The Lestrygonians and the Cyclops,
the fierce Poseidon you will never encounter,
if you do not carry them within your soul,
if your soul does not set them up before you.

Pray that the road is long.
That the summer mornings are many, when,
with such pleasure, with such joy
you will enter ports seen for the first time;
stop at Phoenician markets,
and purchase fine merchandise,
mother-of-pearl and coral, amber and ebony,
and sensual perfumes of all kinds,
as many sensual perfumes as you can;
visit many Egyptian cities,
to learn and learn from scholars.

Always keep Ithaca in your mind.
To arrive there is your ultimate goal.
But do not hurry the voyage at all.
It is better to let it last for many years;
and to anchor at the island when you are old,
rich with all you have gained on the way,
not expecting that Ithaca will offer you riches.

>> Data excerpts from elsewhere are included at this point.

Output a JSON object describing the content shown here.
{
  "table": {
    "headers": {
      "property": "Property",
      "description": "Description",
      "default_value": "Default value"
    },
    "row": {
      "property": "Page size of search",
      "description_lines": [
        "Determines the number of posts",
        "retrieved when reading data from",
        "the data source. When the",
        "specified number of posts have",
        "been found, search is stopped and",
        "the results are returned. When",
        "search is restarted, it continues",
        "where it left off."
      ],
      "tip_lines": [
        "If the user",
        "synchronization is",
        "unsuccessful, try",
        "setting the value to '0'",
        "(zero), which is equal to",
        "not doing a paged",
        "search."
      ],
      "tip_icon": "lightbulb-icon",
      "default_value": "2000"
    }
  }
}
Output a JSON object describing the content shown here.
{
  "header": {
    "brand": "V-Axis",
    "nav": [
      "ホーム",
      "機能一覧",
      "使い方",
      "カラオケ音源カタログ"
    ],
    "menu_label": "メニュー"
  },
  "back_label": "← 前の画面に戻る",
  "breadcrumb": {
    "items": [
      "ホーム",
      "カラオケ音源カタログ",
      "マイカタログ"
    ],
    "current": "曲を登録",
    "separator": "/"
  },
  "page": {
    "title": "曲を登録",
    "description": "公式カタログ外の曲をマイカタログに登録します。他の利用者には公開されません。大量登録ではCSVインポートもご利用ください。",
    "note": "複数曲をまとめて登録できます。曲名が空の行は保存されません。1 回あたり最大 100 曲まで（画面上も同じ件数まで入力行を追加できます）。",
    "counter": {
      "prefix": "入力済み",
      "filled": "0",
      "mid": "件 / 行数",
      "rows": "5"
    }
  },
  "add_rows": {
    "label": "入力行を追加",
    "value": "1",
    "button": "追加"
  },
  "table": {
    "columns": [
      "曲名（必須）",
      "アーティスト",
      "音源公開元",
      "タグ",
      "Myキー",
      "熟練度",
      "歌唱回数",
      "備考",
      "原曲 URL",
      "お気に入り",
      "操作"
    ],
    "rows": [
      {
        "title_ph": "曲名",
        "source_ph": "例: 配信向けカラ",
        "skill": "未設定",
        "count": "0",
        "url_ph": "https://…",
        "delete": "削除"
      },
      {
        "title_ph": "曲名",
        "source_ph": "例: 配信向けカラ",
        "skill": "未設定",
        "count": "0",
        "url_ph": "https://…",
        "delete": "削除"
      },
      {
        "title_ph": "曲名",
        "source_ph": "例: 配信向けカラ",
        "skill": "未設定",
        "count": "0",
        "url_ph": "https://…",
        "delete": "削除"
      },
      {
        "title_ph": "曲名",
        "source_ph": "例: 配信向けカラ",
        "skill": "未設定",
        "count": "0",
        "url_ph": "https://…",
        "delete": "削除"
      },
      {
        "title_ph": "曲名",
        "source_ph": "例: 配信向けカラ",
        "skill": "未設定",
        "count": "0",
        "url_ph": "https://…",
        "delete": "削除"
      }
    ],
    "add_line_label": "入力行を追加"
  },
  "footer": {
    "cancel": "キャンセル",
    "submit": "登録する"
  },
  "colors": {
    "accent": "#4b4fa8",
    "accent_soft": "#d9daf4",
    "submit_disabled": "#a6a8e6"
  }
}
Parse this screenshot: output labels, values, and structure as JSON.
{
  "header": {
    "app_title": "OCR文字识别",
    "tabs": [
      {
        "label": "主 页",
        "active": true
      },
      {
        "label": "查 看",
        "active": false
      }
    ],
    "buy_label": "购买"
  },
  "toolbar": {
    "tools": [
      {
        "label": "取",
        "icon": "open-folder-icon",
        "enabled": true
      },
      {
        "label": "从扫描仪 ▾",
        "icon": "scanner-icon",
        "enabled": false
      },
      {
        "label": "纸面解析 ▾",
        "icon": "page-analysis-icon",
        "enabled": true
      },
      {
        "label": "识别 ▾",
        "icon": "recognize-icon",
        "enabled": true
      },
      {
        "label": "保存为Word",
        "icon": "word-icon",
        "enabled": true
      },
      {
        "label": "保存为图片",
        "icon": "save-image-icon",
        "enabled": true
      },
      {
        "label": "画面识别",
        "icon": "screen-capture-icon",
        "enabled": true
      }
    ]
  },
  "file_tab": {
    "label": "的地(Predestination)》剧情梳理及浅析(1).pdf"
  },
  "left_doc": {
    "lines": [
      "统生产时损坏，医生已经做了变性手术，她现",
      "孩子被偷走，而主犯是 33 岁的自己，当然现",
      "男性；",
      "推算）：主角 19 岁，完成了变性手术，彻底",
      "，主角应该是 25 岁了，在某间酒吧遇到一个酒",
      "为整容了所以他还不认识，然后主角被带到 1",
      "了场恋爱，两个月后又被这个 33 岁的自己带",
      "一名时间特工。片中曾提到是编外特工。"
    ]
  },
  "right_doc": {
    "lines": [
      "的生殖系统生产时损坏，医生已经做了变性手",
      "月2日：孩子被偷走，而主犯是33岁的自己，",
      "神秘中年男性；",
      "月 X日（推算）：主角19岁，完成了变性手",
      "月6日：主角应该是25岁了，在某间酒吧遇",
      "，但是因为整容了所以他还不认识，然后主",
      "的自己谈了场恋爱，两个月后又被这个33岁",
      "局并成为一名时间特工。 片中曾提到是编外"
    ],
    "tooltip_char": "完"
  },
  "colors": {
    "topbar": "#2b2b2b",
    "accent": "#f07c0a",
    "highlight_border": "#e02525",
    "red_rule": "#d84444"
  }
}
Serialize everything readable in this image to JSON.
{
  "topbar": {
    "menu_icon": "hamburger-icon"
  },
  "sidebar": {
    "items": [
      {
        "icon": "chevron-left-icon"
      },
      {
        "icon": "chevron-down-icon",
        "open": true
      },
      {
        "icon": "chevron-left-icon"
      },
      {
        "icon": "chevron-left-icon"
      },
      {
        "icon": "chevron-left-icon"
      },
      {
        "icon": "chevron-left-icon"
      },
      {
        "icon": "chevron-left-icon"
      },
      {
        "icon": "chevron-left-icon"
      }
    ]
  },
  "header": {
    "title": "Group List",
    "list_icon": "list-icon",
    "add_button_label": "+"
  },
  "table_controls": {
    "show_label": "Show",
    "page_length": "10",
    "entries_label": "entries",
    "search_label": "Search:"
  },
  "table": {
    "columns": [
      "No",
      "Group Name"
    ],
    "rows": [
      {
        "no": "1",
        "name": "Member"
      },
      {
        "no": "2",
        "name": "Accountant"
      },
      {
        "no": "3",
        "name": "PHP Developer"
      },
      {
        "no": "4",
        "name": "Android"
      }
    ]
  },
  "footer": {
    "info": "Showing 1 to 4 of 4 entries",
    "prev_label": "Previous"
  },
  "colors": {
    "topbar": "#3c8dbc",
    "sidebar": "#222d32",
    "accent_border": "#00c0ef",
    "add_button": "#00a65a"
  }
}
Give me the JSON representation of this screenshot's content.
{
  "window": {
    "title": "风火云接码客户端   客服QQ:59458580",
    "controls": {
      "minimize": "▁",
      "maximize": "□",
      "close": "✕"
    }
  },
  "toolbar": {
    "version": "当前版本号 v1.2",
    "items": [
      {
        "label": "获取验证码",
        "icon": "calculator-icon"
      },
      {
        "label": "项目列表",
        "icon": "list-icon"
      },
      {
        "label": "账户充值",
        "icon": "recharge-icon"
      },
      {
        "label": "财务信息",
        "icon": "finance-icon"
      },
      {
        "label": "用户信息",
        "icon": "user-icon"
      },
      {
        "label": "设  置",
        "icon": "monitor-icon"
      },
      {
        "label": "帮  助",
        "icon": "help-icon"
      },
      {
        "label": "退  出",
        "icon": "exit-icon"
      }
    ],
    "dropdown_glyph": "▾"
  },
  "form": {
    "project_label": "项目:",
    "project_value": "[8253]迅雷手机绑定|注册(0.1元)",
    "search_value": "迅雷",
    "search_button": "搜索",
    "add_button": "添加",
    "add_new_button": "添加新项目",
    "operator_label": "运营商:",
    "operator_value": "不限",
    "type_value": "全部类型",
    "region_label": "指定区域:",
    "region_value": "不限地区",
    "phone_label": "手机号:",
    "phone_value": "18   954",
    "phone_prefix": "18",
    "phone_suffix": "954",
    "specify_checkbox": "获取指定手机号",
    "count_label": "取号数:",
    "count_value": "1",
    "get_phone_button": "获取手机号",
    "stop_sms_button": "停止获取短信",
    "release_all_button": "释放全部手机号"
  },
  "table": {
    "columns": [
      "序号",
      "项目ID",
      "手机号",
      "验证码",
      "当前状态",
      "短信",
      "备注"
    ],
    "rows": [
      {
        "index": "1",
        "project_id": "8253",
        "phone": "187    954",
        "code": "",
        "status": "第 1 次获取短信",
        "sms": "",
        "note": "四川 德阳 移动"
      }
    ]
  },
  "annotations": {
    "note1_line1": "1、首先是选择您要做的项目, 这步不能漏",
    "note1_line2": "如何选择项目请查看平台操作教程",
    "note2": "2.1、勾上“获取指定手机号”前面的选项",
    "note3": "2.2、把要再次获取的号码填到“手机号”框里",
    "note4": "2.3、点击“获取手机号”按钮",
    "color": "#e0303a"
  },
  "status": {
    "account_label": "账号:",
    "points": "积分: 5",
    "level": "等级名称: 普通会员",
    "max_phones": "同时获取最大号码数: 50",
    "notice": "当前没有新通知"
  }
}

Ithaca has given you the beautiful voyage.
Without her you would have never set out on the road.
She has nothing more to give you.

And if you find her poor, Ithaca has not deceived you.
Wise as you have become, with so much experience,
you must already have understood what Ithacas mean.

Preveza

Kostas Karyotakis
Greek
1896 – 1928

 

Death is the bullies bashing
against the black walls and roof tiling,
death is the women being loved
in the course of onion peeling.

Death the squalid, unimportant streets
with their glamorous and pompous names,
the olive-grove, the surrounding sea, and even
the sun, death among all other deaths.

Death the policeman bending over
to weigh, a “lacking” portion,
death the harebells on the balcony
and the teacher with the newspaper.

Base, Guard, Sixty-man Prevezian Rule.
On Sunday we’ll listen to the band.
I’ve taken out a savings booklet,
my first deposit drachmas thirty one.

Walking slowly on the quay,
“do I exist?” you say, and then: “you do not!”
The ship approaches. The flag is flying.
Perhaps Mr. Prefect will be coming.

If at least, among these people,
one would die of sheer disgust
silent, bereaved, with humble manners,
at the funeral we’d all have fun.

Thourios

Rigas Feraios
Greek
1757 – 1798

 

Until when are we, oh brave young men, going to live in constraint,
Lonely like likons, on the ridges of the mountains?
Better have an hour of free life
Than forty years of slavery and prison.

Shall we dwell in caves, just looking out at the branches,
Leaving from the world into the bitter slavery?
Better live one hour in freedom
Than forty years in slavery and prison.

Do we lose our brothers, homeland, and parents,
Our friends, children, and all of our kin?
Better live one hour in freedom
Than forty years in slavery and prison.

You work all day, and no matter what he tells you,
He strives again, only to drink your blood.
Soutzos, as well as Mourouzis, Petrakis, Skanavis
Grikas and Mavrogenis, mirror is for your reflection.